Ripplesadvisory, Will Centre’s stance on pepper MIP really help the trade?

In a move that has taken the pepper trade by surprise, the Center has shifted import of pepper and its derivatives from the ‘free’ list to the ‘prohibited’ category if the imported material is priced below the Minimum Import Price (MIP) of ₹500/kg. It has been done to arrest falling domestic prices of pepper.
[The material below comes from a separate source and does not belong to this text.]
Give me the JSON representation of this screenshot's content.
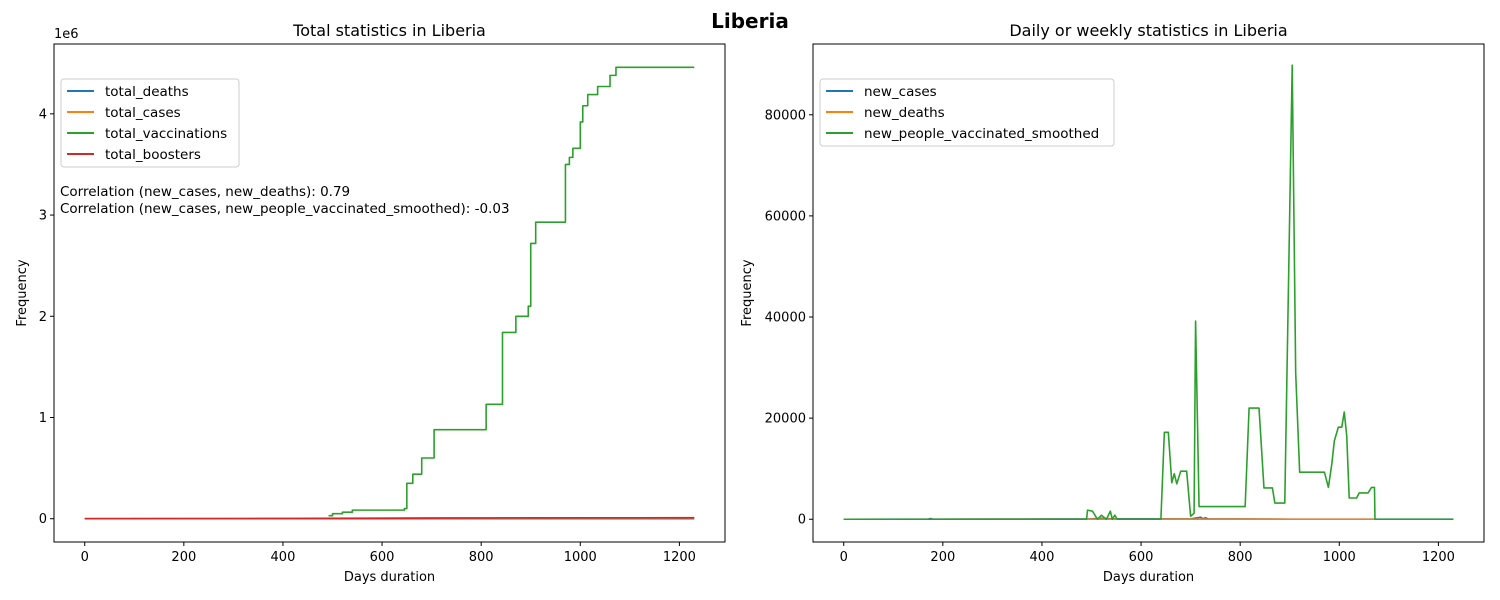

Many are left wondering about the rationale of the decision. However, the justification for imposing restriction such as MIP for raw material import meant for domestic processing, value-addition and eventual export is rather weak, if at all. It defeats the very purpose of various schemes that allow import of raw material for further processing and export of product in demand in overseas market. The Advance Licensing Scheme is one such facility working well for a number of commodities.

Declining prices

Admittedly, pepper prices have been declining over the last three years. Broadly, from around ₹600 a kg in 2015-16, the average market price declined to ₹500 the following year and is currently hovering around ₹400. Pepper growers deserve to obtain remunerative returns. It can be ensured not by adopting negative tactics such as imposing MIP but by adopting affirmative action to support prices. The logical way to support growers would be to undertake procurement.

It is for the concerned State governments — such as Kerala and Karnataka — to step in and support growers by commencing procurement through their own agencies.

MIP and MEP

Frequent changes in foreign trade policy and tariff policy exert an unsettling effect on the trade. The Commerce Ministry should not succumb to lobby pressure but must stick to a steady, transparent, long-term policy.